# RIDER FEEDBACK SHOWS MONTHS I WASN'T WORKING.



## Hugh G (Sep 22, 2016)

I started with Uber late last year, my latest "RIDER FEEDBACK" shows my happy customer quotes from June and July. Big problem - June, July are yet to arrive on the calendar I am using !

It is so exciting to be a partner to an organisation that can not only visualise the future, but also share this vision with its partners of these these upcoming quotes. 
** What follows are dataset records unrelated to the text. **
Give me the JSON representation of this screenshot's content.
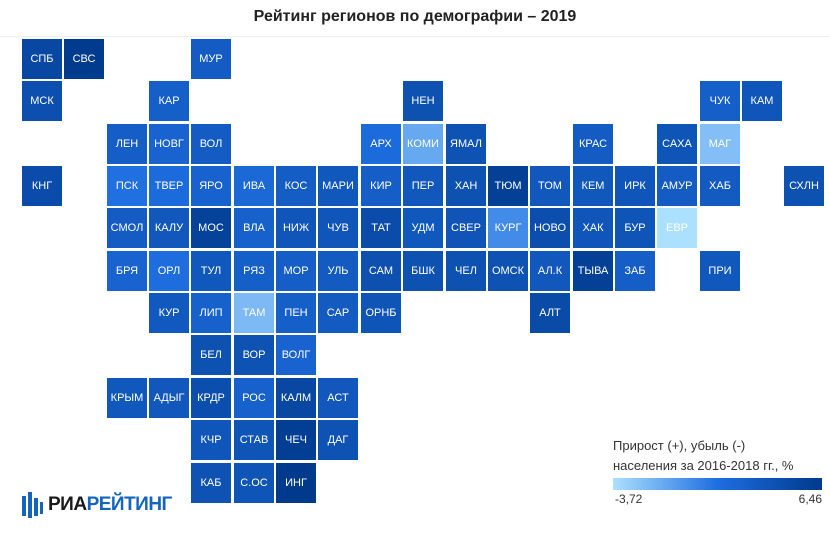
{
  "chart_data": {
    "type": "heatmap",
    "title": "Рейтинг регионов по демографии – 2019",
    "legend": {
      "title_line1": "Прирост (+), убыль (-)",
      "title_line2": "населения за 2016-2018 гг., %",
      "min_label": "-3,72",
      "max_label": "6,46",
      "min": -3.72,
      "max": 6.46,
      "color_low": "#ace0ff",
      "color_high": "#003a8c",
      "placement": "bottom-right"
    },
    "cells": [
      {
        "label": "СПБ",
        "row": 0,
        "col": 0,
        "value": 5.0
      },
      {
        "label": "СВС",
        "row": 0,
        "col": 1,
        "value": 6.3
      },
      {
        "label": "МУР",
        "row": 0,
        "col": 4,
        "value": 2.8
      },
      {
        "label": "МСК",
        "row": 1,
        "col": 0,
        "value": 4.2
      },
      {
        "label": "КАР",
        "row": 1,
        "col": 3,
        "value": 2.5
      },
      {
        "label": "НЕН",
        "row": 1,
        "col": 9,
        "value": 4.0
      },
      {
        "label": "ЧУК",
        "row": 1,
        "col": 16,
        "value": 2.5
      },
      {
        "label": "КАМ",
        "row": 1,
        "col": 17,
        "value": 3.5
      },
      {
        "label": "ЛЕН",
        "row": 2,
        "col": 2,
        "value": 2.6
      },
      {
        "label": "НОВГ",
        "row": 2,
        "col": 3,
        "value": 2.0
      },
      {
        "label": "ВОЛ",
        "row": 2,
        "col": 4,
        "value": 2.8
      },
      {
        "label": "АРХ",
        "row": 2,
        "col": 8,
        "value": 1.2
      },
      {
        "label": "КОМИ",
        "row": 2,
        "col": 9,
        "value": -1.5
      },
      {
        "label": "ЯМАЛ",
        "row": 2,
        "col": 10,
        "value": 3.8
      },
      {
        "label": "КРАС",
        "row": 2,
        "col": 13,
        "value": 2.8
      },
      {
        "label": "САХА",
        "row": 2,
        "col": 15,
        "value": 3.6
      },
      {
        "label": "МАГ",
        "row": 2,
        "col": 16,
        "value": -2.4
      },
      {
        "label": "КНГ",
        "row": 3,
        "col": 0,
        "value": 4.5
      },
      {
        "label": "ПСК",
        "row": 3,
        "col": 2,
        "value": 0.8
      },
      {
        "label": "ТВЕР",
        "row": 3,
        "col": 3,
        "value": 1.2
      },
      {
        "label": "ЯРО",
        "row": 3,
        "col": 4,
        "value": 2.1
      },
      {
        "label": "ИВА",
        "row": 3,
        "col": 5,
        "value": 1.5
      },
      {
        "label": "КОС",
        "row": 3,
        "col": 6,
        "value": 2.7
      },
      {
        "label": "МАРИ",
        "row": 3,
        "col": 7,
        "value": 3.2
      },
      {
        "label": "КИР",
        "row": 3,
        "col": 8,
        "value": 2.6
      },
      {
        "label": "ПЕР",
        "row": 3,
        "col": 9,
        "value": 3.3
      },
      {
        "label": "ХАН",
        "row": 3,
        "col": 10,
        "value": 4.0
      },
      {
        "label": "ТЮМ",
        "row": 3,
        "col": 11,
        "value": 5.8
      },
      {
        "label": "ТОМ",
        "row": 3,
        "col": 12,
        "value": 3.3
      },
      {
        "label": "КЕМ",
        "row": 3,
        "col": 13,
        "value": 3.2
      },
      {
        "label": "ИРК",
        "row": 3,
        "col": 14,
        "value": 3.4
      },
      {
        "label": "АМУР",
        "row": 3,
        "col": 15,
        "value": 2.8
      },
      {
        "label": "ХАБ",
        "row": 3,
        "col": 16,
        "value": 3.0
      },
      {
        "label": "СХЛН",
        "row": 3,
        "col": 18,
        "value": 4.0
      },
      {
        "label": "СМОЛ",
        "row": 4,
        "col": 2,
        "value": 2.8
      },
      {
        "label": "КАЛУ",
        "row": 4,
        "col": 3,
        "value": 3.3
      },
      {
        "label": "МОС",
        "row": 4,
        "col": 4,
        "value": 5.5
      },
      {
        "label": "ВЛА",
        "row": 4,
        "col": 5,
        "value": 2.3
      },
      {
        "label": "НИЖ",
        "row": 4,
        "col": 6,
        "value": 3.4
      },
      {
        "label": "ЧУВ",
        "row": 4,
        "col": 7,
        "value": 3.5
      },
      {
        "label": "ТАТ",
        "row": 4,
        "col": 8,
        "value": 4.5
      },
      {
        "label": "УДМ",
        "row": 4,
        "col": 9,
        "value": 3.2
      },
      {
        "label": "СВЕР",
        "row": 4,
        "col": 10,
        "value": 3.7
      },
      {
        "label": "КУРГ",
        "row": 4,
        "col": 11,
        "value": -0.3
      },
      {
        "label": "НОВО",
        "row": 4,
        "col": 12,
        "value": 4.3
      },
      {
        "label": "ХАК",
        "row": 4,
        "col": 13,
        "value": 3.4
      },
      {
        "label": "БУР",
        "row": 4,
        "col": 14,
        "value": 3.6
      },
      {
        "label": "ЕВР",
        "row": 4,
        "col": 15,
        "value": -3.72
      },
      {
        "label": "БРЯ",
        "row": 5,
        "col": 2,
        "value": 2.0
      },
      {
        "label": "ОРЛ",
        "row": 5,
        "col": 3,
        "value": 1.0
      },
      {
        "label": "ТУЛ",
        "row": 5,
        "col": 4,
        "value": 3.2
      },
      {
        "label": "РЯЗ",
        "row": 5,
        "col": 5,
        "value": 2.5
      },
      {
        "label": "МОР",
        "row": 5,
        "col": 6,
        "value": 2.6
      },
      {
        "label": "УЛЬ",
        "row": 5,
        "col": 7,
        "value": 3.0
      },
      {
        "label": "САМ",
        "row": 5,
        "col": 8,
        "value": 4.1
      },
      {
        "label": "БШК",
        "row": 5,
        "col": 9,
        "value": 4.0
      },
      {
        "label": "ЧЕЛ",
        "row": 5,
        "col": 10,
        "value": 4.0
      },
      {
        "label": "ОМСК",
        "row": 5,
        "col": 11,
        "value": 3.8
      },
      {
        "label": "АЛ.К",
        "row": 5,
        "col": 12,
        "value": 3.3
      },
      {
        "label": "ТЫВА",
        "row": 5,
        "col": 13,
        "value": 5.8
      },
      {
        "label": "ЗАБ",
        "row": 5,
        "col": 14,
        "value": 2.6
      },
      {
        "label": "ПРИ",
        "row": 5,
        "col": 16,
        "value": 3.2
      },
      {
        "label": "КУР",
        "row": 6,
        "col": 3,
        "value": 3.1
      },
      {
        "label": "ЛИП",
        "row": 6,
        "col": 4,
        "value": 2.3
      },
      {
        "label": "ТАМ",
        "row": 6,
        "col": 5,
        "value": -2.2
      },
      {
        "label": "ПЕН",
        "row": 6,
        "col": 6,
        "value": 2.5
      },
      {
        "label": "САР",
        "row": 6,
        "col": 7,
        "value": 3.0
      },
      {
        "label": "ОРНБ",
        "row": 6,
        "col": 8,
        "value": 3.6
      },
      {
        "label": "АЛТ",
        "row": 6,
        "col": 12,
        "value": 4.6
      },
      {
        "label": "БЕЛ",
        "row": 7,
        "col": 4,
        "value": 4.0
      },
      {
        "label": "ВОР",
        "row": 7,
        "col": 5,
        "value": 3.9
      },
      {
        "label": "ВОЛГ",
        "row": 7,
        "col": 6,
        "value": 2.0
      },
      {
        "label": "КРЫМ",
        "row": 8,
        "col": 2,
        "value": 3.2
      },
      {
        "label": "АДЫГ",
        "row": 8,
        "col": 3,
        "value": 3.3
      },
      {
        "label": "КРДР",
        "row": 8,
        "col": 4,
        "value": 4.3
      },
      {
        "label": "РОС",
        "row": 8,
        "col": 5,
        "value": 2.3
      },
      {
        "label": "КАЛМ",
        "row": 8,
        "col": 6,
        "value": 5.0
      },
      {
        "label": "АСТ",
        "row": 8,
        "col": 7,
        "value": 3.3
      },
      {
        "label": "КЧР",
        "row": 9,
        "col": 4,
        "value": 3.4
      },
      {
        "label": "СТАВ",
        "row": 9,
        "col": 5,
        "value": 3.6
      },
      {
        "label": "ЧЕЧ",
        "row": 9,
        "col": 6,
        "value": 6.0
      },
      {
        "label": "ДАГ",
        "row": 9,
        "col": 7,
        "value": 3.9
      },
      {
        "label": "КАБ",
        "row": 10,
        "col": 4,
        "value": 3.8
      },
      {
        "label": "С.ОС",
        "row": 10,
        "col": 5,
        "value": 3.6
      },
      {
        "label": "ИНГ",
        "row": 10,
        "col": 6,
        "value": 6.46
      }
    ]
  },
  "logo": {
    "word1": "РИА",
    "word2": "РЕЙТИНГ"
  },
  "colors": {
    "logo_blue": "#1565c0",
    "logo_dark": "#1a1a1a"
  }
}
Anyone aware of a top secret Uber-Psychic venture which appears to be in Beta mode for select partners ?


----------



## Jack Malarkey (Jan 11, 2016)

They've included me in their psychic testing too. I too have glimpsed the future and have received comments for months so far encountered only in the Uberverse.


----------



## Spursman (Dec 8, 2016)

Yup, me too. WTF???


----------



## letmethehellin (Nov 6, 2016)

Yup! the systems broke.
my feedback comments contain serial numbers each, and the months on previous comments have changed, including one from May that now says it was written in Jan.


----------



## Lowestformofwit (Sep 2, 2016)

Hugh G said:


> I started with Uber late last year, my latest "RIDER FEEDBACK" shows my happy customer quotes from June and July. Big problem - June, July are yet to arrive on the calendar I am using !
> 
> It is so exciting to be a partner to an organisation that can not only visualise the future, but also share this vision with its partners of these these upcoming quotes.
> 
> Anyone aware of a top secret Uber-Psychic venture which appears to be in Beta mode for select partners ?


Great news!
Now, please advise any/all long priced winners from the upcoming June Brisbane Winter Racing Carnival, which your future customers may have casually mentioned in their testimonials.
#setforlife


----------



## weekendnightdriver (Sep 5, 2016)

I want them to manipulate my mind by showing my future earnings in June and July.


----------